One striking point of difference between M+K and other firms is that M+K is not a member of any panel and has no intention of tendering to join one. “We don’t compete to be on panels – our mantra is to form relationships with individuals – the CEO, the managing director, the in-house counsel, whoever it might be,” says Paul. He explains his firm’s aversion to panels: “Panels tend to squeeze you on margin and tend to de-emphasise the relationship. You find yourself in a situation every second year or every third year where you don’t know if you’ve got the client. Often it comes down to a beauty parade based on price and we just don’t like beauty parades.”

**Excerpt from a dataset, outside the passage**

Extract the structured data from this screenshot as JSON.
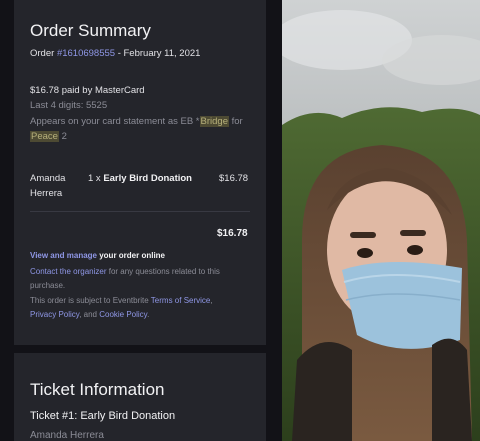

It is worth noting the substantial amount of work in the mid-market space which Melbourne firms are transacting for local, national and international clients. Within a space of two weeks, Hall & Wilcox recently announced its involvement in boutique fund manager Patriot Asset’s sale of two funds to Ironbark Asset Management, the sale of a majority stake in Boost Investment Group to US-based private equity firm The Riverside Company and a A$31m subcontracting deal for Canon Australia. Managing partner Tony Macvean says that there has been a noticeable level of mid-market M&A and funds management activity in Melbourne of late. Many firms have reported a good level of M&A deals in their pipeline.